Pero, además, la propia estructura anatómica de su vía aérea (el pequeño diámetro de la tráquea), la inmadurez de sus mecanismos de deglución y el desarrollo paulatino de su dentición, completan el círculo perfecto que les hace más vulnerables a estos accidentes.

Frutos secos, restos alimenticios, objetos metálicos, de plástico y trozos de globos, representan los mayores peligros.

Y aunque en la mayoría de las ocasiones, cuando algún niño aspira algún objeto, termina expulsándolo de inmediato gracias a la tos que se produce, en otras, el reflejo tusígeno no es suficiente. El objeto puede quedar atrapado, entonces, en cualquier punto de las vías respiratorias, y provocar, dependiendo de la localización y del grado de obstrucción que produzca, diversas patologías que irán desde la insuficiencia respiratoria con riesgo de muerte hasta problemas como neumonías o abscesos graves.

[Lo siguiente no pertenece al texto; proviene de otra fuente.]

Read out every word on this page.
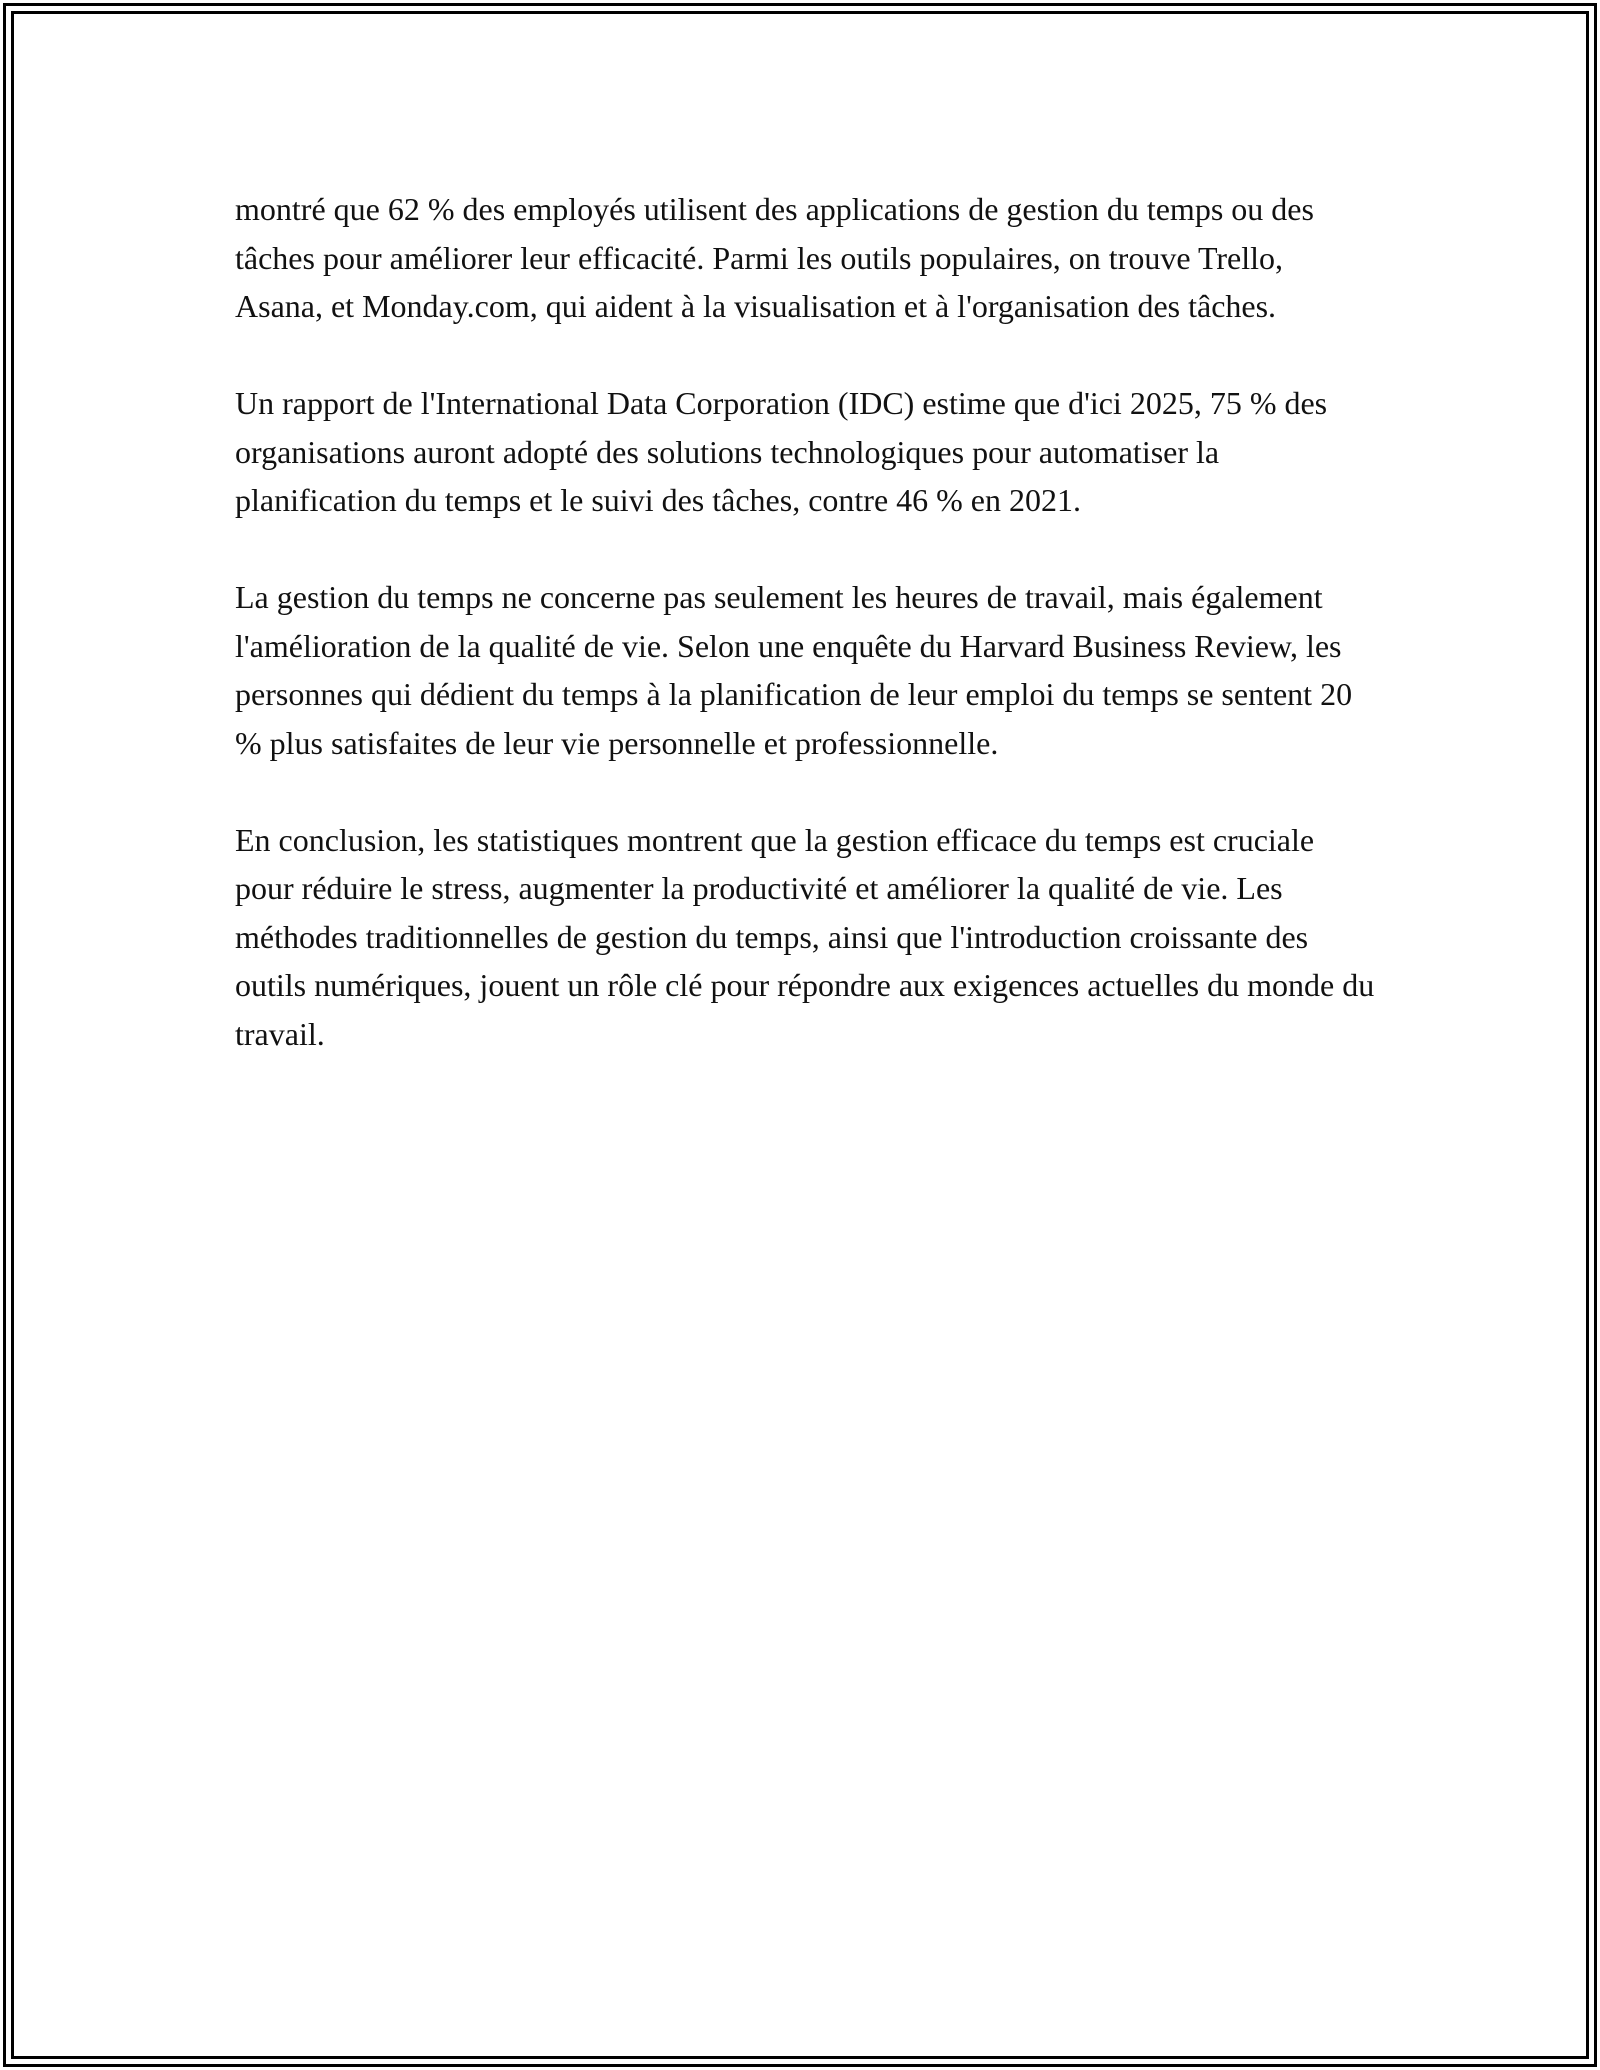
montré que 62 % des employés utilisent des applications de gestion du temps ou des tâches pour améliorer leur efficacité. Parmi les outils populaires, on trouve Trello, Asana, et Monday.com, qui aident à la visualisation et à l'organisation des tâches.

Un rapport de l'International Data Corporation (IDC) estime que d'ici 2025, 75 % des organisations auront adopté des solutions technologiques pour automatiser la planification du temps et le suivi des tâches, contre 46 % en 2021.

La gestion du temps ne concerne pas seulement les heures de travail, mais également l'amélioration de la qualité de vie. Selon une enquête du Harvard Business Review, les personnes qui dédient du temps à la planification de leur emploi du temps se sentent 20 % plus satisfaites de leur vie personnelle et professionnelle.

En conclusion, les statistiques montrent que la gestion efficace du temps est cruciale pour réduire le stress, augmenter la productivité et améliorer la qualité de vie. Les méthodes traditionnelles de gestion du temps, ainsi que l'introduction croissante des outils numériques, jouent un rôle clé pour répondre aux exigences actuelles du monde du travail.
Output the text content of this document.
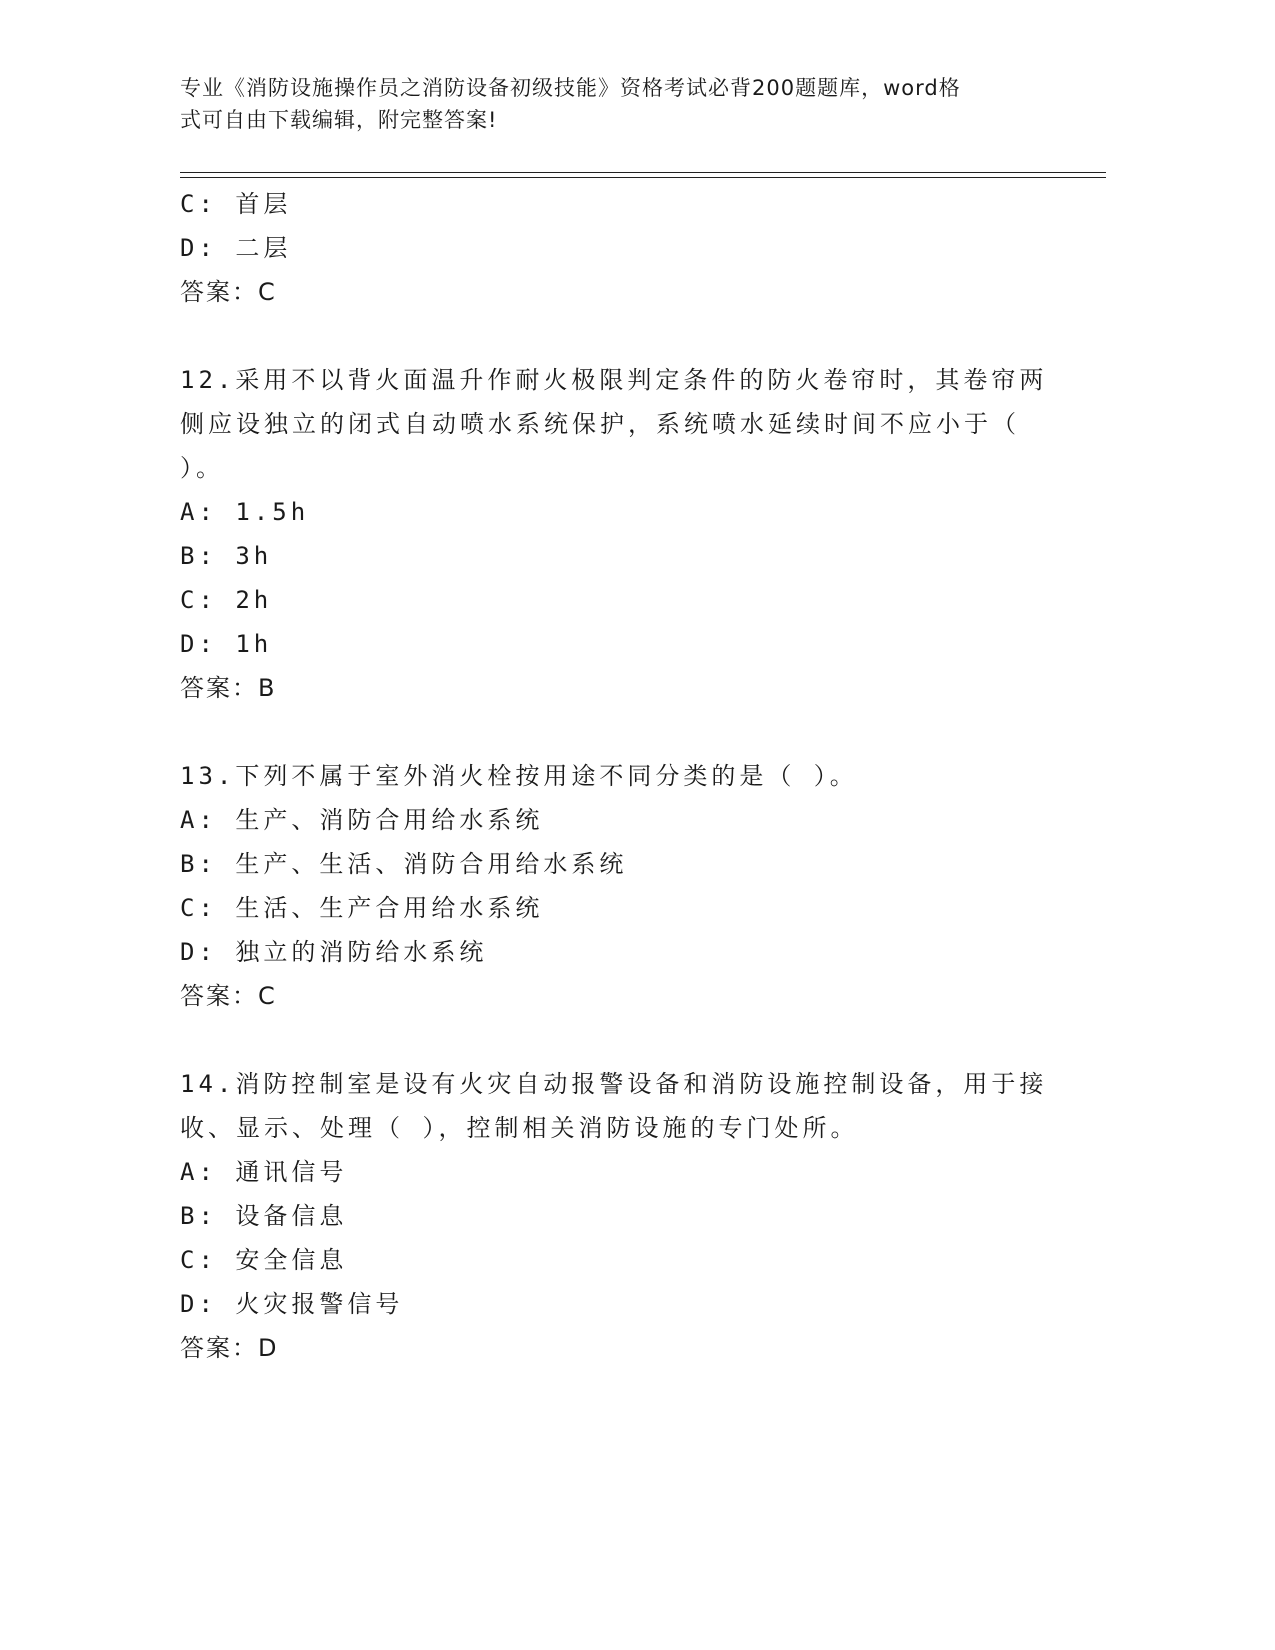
专业《消防设施操作员之消防设备初级技能》资格考试必背200题题库，word格
式可自由下载编辑，附完整答案!
C: 首层
D: 二层
答案：C
12.采用不以背火面温升作耐火极限判定条件的防火卷帘时，其卷帘两
侧应设独立的闭式自动喷水系统保护，系统喷水延续时间不应小于（
）。
A: 1.5h
B: 3h
C: 2h
D: 1h
答案：B
13.下列不属于室外消火栓按用途不同分类的是（ ）。
A: 生产、消防合用给水系统
B: 生产、生活、消防合用给水系统
C: 生活、生产合用给水系统
D: 独立的消防给水系统
答案：C
14.消防控制室是设有火灾自动报警设备和消防设施控制设备，用于接
收、显示、处理（ ），控制相关消防设施的专门处所。
A: 通讯信号
B: 设备信息
C: 安全信息
D: 火灾报警信号
答案：D
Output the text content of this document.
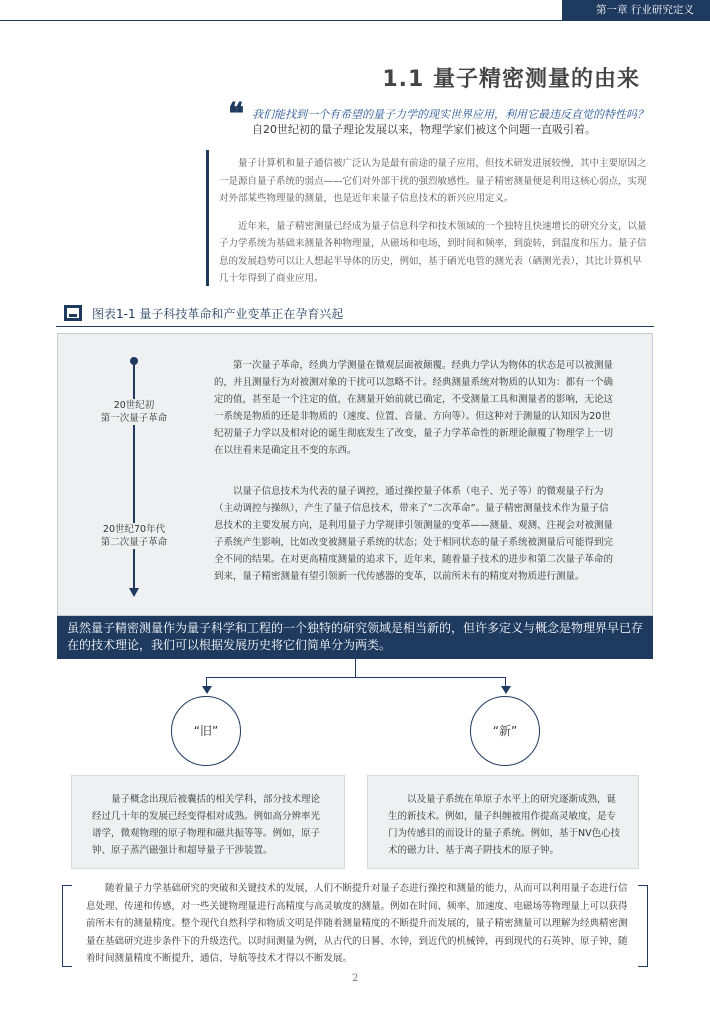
第一章 行业研究定义
1.1 量子精密测量的由来
❝ 我们能找到一个有希望的量子力学的现实世界应用，利用它最违反直觉的特性吗？
自20世纪初的量子理论发展以来，物理学家们被这个问题一直吸引着。

量子计算机和量子通信被广泛认为是最有前途的量子应用，但技术研发进展较慢，其中主要原因之一是源自量子系统的弱点——它们对外部干扰的强烈敏感性。量子精密测量便是利用这核心弱点，实现对外部某些物理量的测量，也是近年来量子信息技术的新兴应用定义。

近年来，量子精密测量已经成为量子信息科学和技术领域的一个独特且快速增长的研究分支，以量子力学系统为基础来测量各种物理量，从磁场和电场，到时间和频率，到旋转，到温度和压力。量子信息的发展趋势可以让人想起半导体的历史，例如，基于硒光电管的测光表（硒测光表），其比计算机早几十年得到了商业应用。

图表1-1 量子科技革命和产业变革正在孕育兴起
20世纪初
第一次量子革命

第一次量子革命，经典力学测量在微观层面被颠覆。经典力学认为物体的状态是可以被测量的，并且测量行为对被测对象的干扰可以忽略不计。经典测量系统对物质的认知为：都有一个确定的值，甚至是一个注定的值，在测量开始前就已确定，不受测量工具和测量者的影响，无论这一系统是物质的还是非物质的（速度、位置、音量、方向等）。但这种对于测量的认知因为20世纪初量子力学以及相对论的诞生彻底发生了改变，量子力学革命性的新理论颠覆了物理学上一切在以往看来是确定且不变的东西。

20世纪70年代
第二次量子革命

以量子信息技术为代表的量子调控，通过操控量子体系（电子、光子等）的微观量子行为（主动调控与操纵），产生了量子信息技术，带来了“二次革命”。量子精密测量技术作为量子信息技术的主要发展方向，是利用量子力学规律引领测量的变革——测量、观测、注视会对被测量子系统产生影响，比如改变被测量子系统的状态；处于相同状态的量子系统被测量后可能得到完全不同的结果。在对更高精度测量的追求下，近年来，随着量子技术的进步和第二次量子革命的到来，量子精密测量有望引领新一代传感器的变革，以前所未有的精度对物质进行测量。

虽然量子精密测量作为量子科学和工程的一个独特的研究领域是相当新的，但许多定义与概念是物理界早已存在的技术理论，我们可以根据发展历史将它们简单分为两类。
“旧”	“新”

量子概念出现后被囊括的相关学科，部分技术理论经过几十年的发展已经变得相对成熟。例如高分辨率光谱学，微观物理的原子物理和磁共振等等。例如，原子钟、原子蒸汽磁强计和超导量子干涉装置。

以及量子系统在单原子水平上的研究逐渐成熟，诞生的新技术。例如，量子纠缠被用作提高灵敏度，是专门为传感目的而设计的量子系统。例如，基于NV色心技术的磁力计、基于离子阱技术的原子钟。

随着量子力学基础研究的突破和关键技术的发展，人们不断提升对量子态进行操控和测量的能力，从而可以利用量子态进行信息处理、传递和传感，对一些关键物理量进行高精度与高灵敏度的测量。例如在时间、频率、加速度、电磁场等物理量上可以获得前所未有的测量精度。整个现代自然科学和物质文明是伴随着测量精度的不断提升而发展的，量子精密测量可以理解为经典精密测量在基础研究进步条件下的升级迭代。以时间测量为例，从古代的日晷、水钟，到近代的机械钟，再到现代的石英钟、原子钟，随着时间测量精度不断提升，通信、导航等技术才得以不断发展。

2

Cuando la tos no funciona, utilizar la maniobra de Heimlich. Si el pequeño/a ha cumplido el año de edad y está consciente, colocaros detrás de él/ella y pasarle los brazos por debajo de las axilas, rodeando el torax. Poner vuestro puño en la línea media del abdomen, por encima del ombligo, sujetar el puño con la otra mano, y realizar cinco compresiones  rápidas hacia arriba y hacia atrás.

Mejor prevenir:

  • No dejarles juguetes que contengan piezas pequeñas.
  • Al comprar juguetes tener en cuenta la edad recomendada
  • No dejar a su alcance objetos pequeños (monedas, botones, fichas, tornillos…)
  • Durante las comidas, vigilar que no se llene excesivamente la boca, que coma despacio y permanezca bien incorporado. Procurar que no hable mientras come, que esté corriendo o jugando.
  • Evitar ciertos alimentos como: chicles, salchichas, caramelos, uvas…
  • No permitir que que muerdan globos inflados; si los explota con los dientes, puede aspirar algún trozo de plástico.
  • Tener mucho cuidado con las pilas de botón, tanto por el atragantamiento como por producirle quemaduras o intoxicaciones.
  • Mucho cuidado con los frutos secos. La Asociación Española de Pediatría de Atención Primaria recomienda no ofrecer estos aperitivos hasta que el niño haya cumplido 5 o 6 años.